Every core retail sector performed significantly better than it did the rest of the year (figure 1). Not even public enemy number one—e-commerce pure plays—could stop other sectors from increasing 2.3% during the holiday season compared with the rest of 2017. There must have been a lot of happy little kids (and bigger kids) gathered 'round the tree, because the poster children of recession-era bankruptcies, electronics and sporting goods/hobby/book/music stores, had the largest increases of all: 7.4% and 4.7%, respectively."
While there may have been "a lot of happy little kids," we're guessing they were NOT "Toys R Us kids."
Consider this week's Toys R US-related operational news:
- The Washington Post reports that 182 stores will close, with CEO Dave Brandon acknowledging "operational missteps" during the holiday season. The article cites various issues including (i) confusion around the bankruptcy filing, (ii) fear of buying gifts that can't be returned, (iii) weak marketing, and (iv) ineffective email promotions. An analyst at BMO Capital Markets notes that holiday sales in North America were down more than 10%. On the bright side, Reuters reports that all 83 stores in Canada will remain open.
- Quartz notes that the company seeks permission to pay store closing bonuses to those employees who help the company wind down the aforementioned 182 stores (which, for the record, is roughly 20% of the US footprint). Notably, neither the company nor Quartz is estimating the sheer number of jobs these closings affect. But it will be a meaningful number. #MAGA!!
- Bloomberg reported that the company obtained court approval to pay landlords' fees and expenses related to the Chapter 11 case in exchange for additional time for the company to decide whether to assume or reject leases. Nerd alert: the bankruptcy code imposes a 210-day deadline for a company to decide a course of action vis-a-vis its non-residential real property leases. These promised payments were in exchange for an extension of that timeframe.

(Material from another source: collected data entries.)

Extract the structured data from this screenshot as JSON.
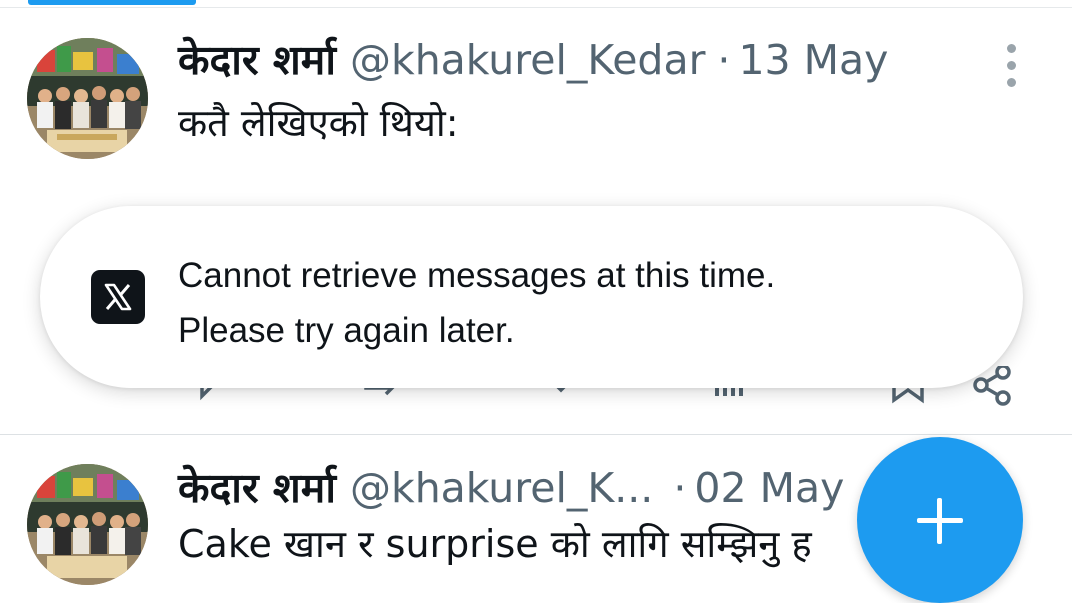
{
  "tweets": [
    {
      "name": "केदार शर्मा",
      "handle": "@khakurel_Kedar",
      "separator": "·",
      "date": "13 May",
      "text": "कतै लेखिएको थियो:"
    },
    {
      "name": "केदार शर्मा",
      "handle": "@khakurel_K...",
      "separator": "·",
      "date": "02 May",
      "text": "Cake खान र surprise को लागि सम्झिनु ह"
    }
  ],
  "toast": {
    "logo": "x-logo-icon",
    "line1": "Cannot retrieve messages at this time.",
    "line2": "Please try again later."
  },
  "fab": {
    "icon": "plus-icon"
  },
  "colors": {
    "accent": "#1d9bf0",
    "text": "#0f1419",
    "secondary": "#536471"
  }
}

And consider, further, this week's Toys R Us-related financial news:
- Per RetailDive, Toys R Us won't release holiday sales results.
- Per Debtwire, Toys R Us circulated a limited holiday performance snapshot for its international enterprise. The report didn't include number after December 23. Yes, Christmas is on December 25.
We wonder: why the reluctance to release numbers? Our suspected answer: they must be ugly AF. In the period of October 29 - November 25, the company reported a net deficit (disbursements > receipts) of approximately $53mm. Later this week, we should see the company's monthly filing for the period covering Christmas. We don't like to speculate, but we can only imagine that the deficit will be even greater; we suspect that the company is burning cash like nobody's business. And we're wondering whether a liquidation of the US side of the business is out of the question given all of the "missed opportunities."
For now, what we KNOW is that - through no fault of its own - Alix' assessment is incomplete. The fine folks over there may want to amend their report after we hear more from Toys R Us in coming days.
By extension of the above - and now is as good a time as any to remind you that nothing we write should be construed as investment advice - we'd think it's also safe to assume that this Bloomberg piece about efforts by Hasbro Inc. ($HAS) and Mattel Inc. ($MAT) to innovate is, maybe, a wee bit too rosy. While, yes, they may be pivoting towards mobile and less dependence on brick-and-mortar, how many times have we heard that a transition is slower and harder than anticipated? That excuse is cited in virtually every retail "First Day Declaration" of the past two years. We don't have high hopes for Q4 reports (Mattel supposedly reports Q4 earnings on 2/1 followed by Hasbro on 2/7). Along those lines, Meisheng Cultural Co. may want to wait and see what happens to Jakks Pacific's ($JAKK) numbers before it overpays.
One last related note: Sphero, the Disney-backed ($DIS) maker of STEM toys like a robotic BB-8 that you can buy at...wait for it...TOYS R US, announced earlier this week that it was laying off 45 staff members globally "following a holiday season that failed to live up to expectations." Curious. Maybe it was too dependent upon a certain big box toy retailer?